Ideally, all women would have excellent experiences with family planning care. But according to a Child Trends analysis of new data from the 2017-2019 National Survey of Family Growth (NSFG), less than three quarters of all women rated their experiences with their family planning provider as “excellent” (versus “very good,” “good,” “fair,” or “poor”), across a series of questions about patient-provider communication and information sharing. Furthermore, there is racial and ethnic inequity in patient experiences: Black and Hispanic women were among the least likely populations to report that their family planning provider was “excellent” on several measures, while White women rated their experiences with providers most highly.
When asked to rate whether their provider respected them as a person, 60 percent of Black women, 67 percent of Hispanic women, and 72 percent of White women rated their provider as “excellent.” We also found that 63 percent of Black women, 57 percent of Hispanic women, and 69 percent of White women rated their provider as “excellent” in letting them say what mattered most about their birth control method. Finally, 63 percent of Black women, 62 percent of Hispanic women, and 71 percent of White women reported that their provider was “excellent” in taking their preferences about birth control seriously.
White, Black, and Hispanic women were equally likely to rate their provider as “excellent” in giving them sufficient information about birth control. This suggests that the primary difference among women of different races and ethnicities was around the counseling and decision-making processes, rather than with the education that providers gave them about contraceptive methods.
Previous research suggests that racial and ethnic disparities in women’s experiences with family planning providers are due, in part, to providers’ racial biases: Primary care providers’ implicit racial biases can result in poor-quality patient-provider communication and lower patient ratings of interpersonal care, particularly for Black patients. In qualitative studies with family planning patients, Black and Latina women also report feeling implicit pressure from providers to use specific birth control methods and describe other negative experiences with contraceptive counseling, including impersonal counseling and poor communication.
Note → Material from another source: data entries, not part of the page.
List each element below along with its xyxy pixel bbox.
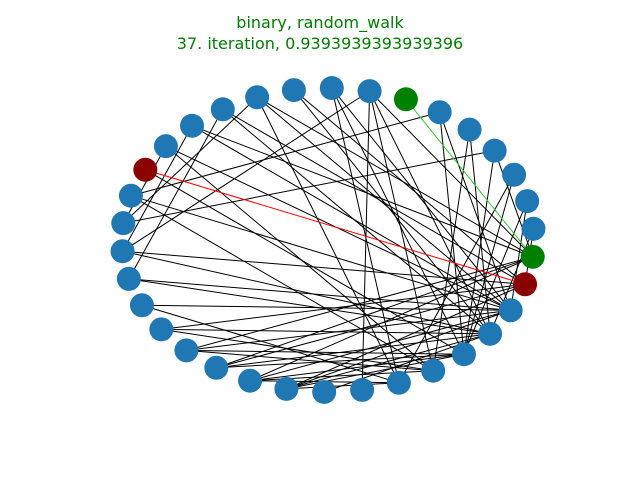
graph-edge	[369, 91, 434, 371]
highlighted-edge	[405, 98, 534, 258]
graph-edge	[369, 90, 534, 258]
graph-edge	[249, 353, 465, 382]
graph-node	[350, 377, 375, 402]
graph-edge	[256, 96, 511, 311]
graph-edge	[165, 145, 434, 372]
graph-node	[118, 183, 143, 208]
graph-edge	[489, 228, 534, 335]
graph-edge	[494, 150, 534, 257]
graph-node	[274, 376, 299, 401]
graph-edge	[122, 250, 526, 285]
graph-edge	[439, 112, 465, 355]
graph-edge	[216, 353, 464, 369]
graph-node	[129, 293, 154, 318]
highlighted-edge	[145, 169, 526, 285]
graph-edge	[128, 278, 511, 311]
graph-node	[238, 368, 263, 393]
graph-edge	[369, 90, 491, 335]
graph-node	[421, 358, 446, 383]
graph-edge	[186, 309, 511, 351]
graph-edge	[130, 195, 511, 311]
graph-node	[498, 298, 523, 323]
graph-node	[116, 266, 141, 291]
graph-edge	[128, 278, 491, 335]
graph-node	[357, 79, 382, 104]
graph-edge	[161, 283, 526, 330]
graph-node	[204, 355, 229, 380]
graph-edge	[191, 125, 511, 311]
graph-node	[110, 239, 135, 264]
graph-edge	[331, 87, 400, 383]
graph-edge	[256, 96, 533, 258]
graph-edge	[186, 349, 464, 355]
graph-edge	[331, 87, 512, 311]
graph-node	[319, 76, 344, 101]
graph-edge	[463, 174, 515, 355]
graph-node	[515, 189, 540, 214]
graph-edge	[361, 91, 371, 390]
graph-edge	[191, 125, 533, 258]
graph-node	[312, 379, 337, 404]
graph-node	[427, 100, 452, 125]
graph-node	[478, 321, 503, 346]
graph-edge	[141, 304, 399, 384]
graph-node	[451, 342, 476, 367]
graph-node	[153, 134, 178, 159]
highlighted-node	[520, 244, 545, 269]
graph-edge	[122, 250, 491, 335]
graph-node	[457, 117, 482, 142]
highlighted-node	[513, 272, 538, 297]
graph-edge	[222, 108, 491, 335]
graph-edge	[122, 96, 258, 224]
graph-edge	[439, 112, 512, 311]
graph-edge	[256, 97, 400, 383]
graph-node	[174, 338, 199, 363]
graph-edge	[463, 200, 528, 355]
graph-node	[210, 97, 235, 122]
graph-edge	[161, 328, 434, 372]
graph-edge	[286, 309, 511, 390]
graph-node	[245, 85, 270, 110]
graph-edge	[432, 129, 471, 371]
graph-edge	[122, 145, 167, 224]
graph-node	[149, 317, 174, 342]
graph-edge	[128, 109, 224, 280]
graph-edge	[463, 150, 496, 355]
graph-nodes	[110, 76, 546, 404]
graph-edge	[161, 328, 491, 335]
graph-edges	[122, 87, 534, 393]
graph-node	[180, 113, 205, 138]
graph-edge	[216, 256, 533, 369]
graph-edge	[186, 349, 434, 372]
highlighted-node	[133, 157, 158, 182]
graph-edge	[130, 195, 434, 372]
graph-edge	[145, 169, 465, 355]
figure-title-line-1: binary, random_walk	[236, 13, 404, 33]
graph-edge	[222, 108, 526, 285]
graph-edge	[122, 90, 370, 252]
graph-node	[111, 211, 136, 236]
graph-edge	[123, 150, 495, 224]
graph-node	[281, 78, 306, 103]
graph-node	[502, 162, 527, 187]
graph-node	[482, 138, 507, 163]
graph-edge	[141, 304, 511, 311]
graph-node	[521, 216, 546, 241]
graph-edge	[216, 333, 491, 369]
graph-edge	[510, 201, 528, 311]
graph-node	[386, 370, 411, 395]
graph-edge	[293, 89, 526, 285]
highlighted-node	[393, 87, 418, 112]
figure-title-line-2: 37. iteration, 0.9393939393939396	[177, 34, 463, 53]
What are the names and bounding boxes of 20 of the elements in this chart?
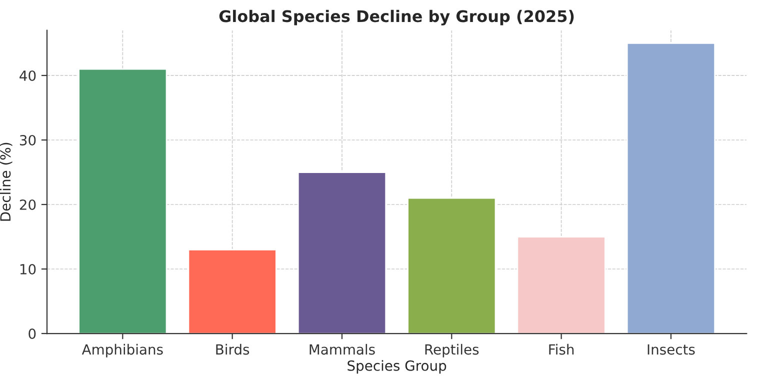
bar — [626, 42, 716, 334]
bar — [78, 68, 168, 334]
x-tick-label: Amphibians — [82, 344, 163, 358]
bar — [188, 248, 277, 334]
x-tick-label: Reptiles — [425, 344, 479, 358]
x-tick-label: Insects — [648, 344, 695, 355]
y-axis-title: Decline (%) — [0, 142, 12, 221]
bar — [516, 236, 606, 334]
y-tick-label: 0 — [28, 328, 36, 339]
x-tick-label: Mammals — [310, 344, 375, 355]
y-tick-label: 20 — [20, 199, 36, 210]
chart-title: Global Species Decline by Group (2025) — [219, 10, 574, 26]
bar — [297, 172, 387, 334]
y-tick-label: 30 — [20, 134, 36, 146]
bar — [407, 197, 496, 334]
y-tick-label: 10 — [20, 264, 36, 274]
x-tick-label: Fish — [549, 344, 574, 355]
y-tick-label: 40 — [20, 70, 36, 81]
x-tick-label: Birds — [216, 344, 250, 355]
x-axis-title: Species Group — [348, 360, 446, 374]
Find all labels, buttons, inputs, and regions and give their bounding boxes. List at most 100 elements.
These negative encounters can have long-term reproductive health implications: A 2016 study found that women who reported lower interpersonal quality of care during a recent contraceptive counseling visit were less likely to still be using their selected method six months after their appointment. This is important because contraceptive discontinuation is linked to a greater risk of unintended pregnancy.
Providers can take proactive steps to reduce racial and ethnic disparities in patient experience and improve interpersonal communication and health outcomes for all women. The Reproductive Health National Training Center provides resources to help providers ensure that family planning care is voluntary, patient-centered, and noncoercive, including guidance on recognizing the history of coercive practices in contraceptive counseling and on guarding against coercion. Providers can improve patient experiences and improve reproductive health outcomes by using a patient-centered, shared decision-making approach to contraceptive counseling that focuses on listening to and addressing patients’ preferences rather than simply urging patients toward highly effective methods.